If this fledgling was a WSP fledgling, then it has remarkable staying power in this territory.. and Bobby and Rosie are highly tolerant of its presence. The WSP babies fledged on May 28th. That was nearly three whole months ago. According to articles I've read from "experts" online, fledglings usually stay in their host parks/areas for 18-25 days before moving on.
The WSP fledglings already proved that notion wrong and were definitively seen in the park and in nearby areas several more weeks after fledging. City Hawks are always 'breaking the rules'. I regard 'expert' statements as sound foundations although the city Hawk sitting directly in front of me may be doing something completely new and different.
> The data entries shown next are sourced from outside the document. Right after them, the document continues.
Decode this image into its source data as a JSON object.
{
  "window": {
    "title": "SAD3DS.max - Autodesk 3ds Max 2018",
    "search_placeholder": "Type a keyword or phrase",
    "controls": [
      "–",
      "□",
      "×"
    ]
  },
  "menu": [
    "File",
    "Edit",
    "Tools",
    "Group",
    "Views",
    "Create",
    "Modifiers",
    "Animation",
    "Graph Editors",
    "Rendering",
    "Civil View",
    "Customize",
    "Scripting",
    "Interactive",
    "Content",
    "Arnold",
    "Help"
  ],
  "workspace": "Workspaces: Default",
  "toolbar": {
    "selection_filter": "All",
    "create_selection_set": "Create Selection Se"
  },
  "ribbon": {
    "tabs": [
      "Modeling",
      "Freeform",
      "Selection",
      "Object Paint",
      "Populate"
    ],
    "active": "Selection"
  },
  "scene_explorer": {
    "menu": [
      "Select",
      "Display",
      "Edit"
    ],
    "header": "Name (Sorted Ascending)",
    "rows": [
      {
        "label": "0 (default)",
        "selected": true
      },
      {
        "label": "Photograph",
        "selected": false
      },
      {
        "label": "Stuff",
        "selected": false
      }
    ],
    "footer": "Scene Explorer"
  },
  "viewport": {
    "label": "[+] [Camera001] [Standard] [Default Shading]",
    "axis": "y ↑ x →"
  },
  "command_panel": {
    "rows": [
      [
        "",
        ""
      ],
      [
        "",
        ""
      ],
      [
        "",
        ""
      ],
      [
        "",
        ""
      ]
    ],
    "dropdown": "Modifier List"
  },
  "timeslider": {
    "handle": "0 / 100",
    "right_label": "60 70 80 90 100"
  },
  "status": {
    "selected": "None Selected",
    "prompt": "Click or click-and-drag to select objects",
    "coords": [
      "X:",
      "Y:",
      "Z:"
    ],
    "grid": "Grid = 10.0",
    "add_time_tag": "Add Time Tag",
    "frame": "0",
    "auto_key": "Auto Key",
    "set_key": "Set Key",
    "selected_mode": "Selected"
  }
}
City Hawks are a different breed as it were and the majority of the science out there is based on observing country Hawks so I take the current science with a grain of salt and hope what I observe and share help broaden peoples' perspectives on these fascinating birds.
The light of the setting sun appeared through a break in the trees and building skyline:
The fledgling watched a squirrel for a little while:
But the squirrel was completely safe. The fledgling was full from its pigeon meal.
I turned to see a rare sight; mounted police a block away:
I looked away from the fledgling for an instant. When I looked for it again, it was gone! I was so upset with myself for missing seeing it fly off; especially since I was waiting for that special moment for an hour and a half.
A kind man standing nearby saw me looking around for the fledgling and pointed it out to me. He had seen where it had flown. Thank you!
The fledgling had landed on a structure, a familiar perch, in the fenced-off area of the park. That section of the park is still undergoing renovation.
The fence is now covered with a dark tarp to obscure the construction from view from the outside. It was impossible to photograph the Hawk except through a slit in the covering.
By the the time I was able to take a snap, the fledgling was already well on its way to finding a new perch:
It landed on the lower roof of Judson Memorial Church:
The fledgling landed on NYU's Law Building:
I had to be somewhere at a specific time and was already almost late but was dying to see where the fledgling went next.
As soon as I saw the fledgling kick its leg out to stretch it and relax, I knew I had my chance to leave.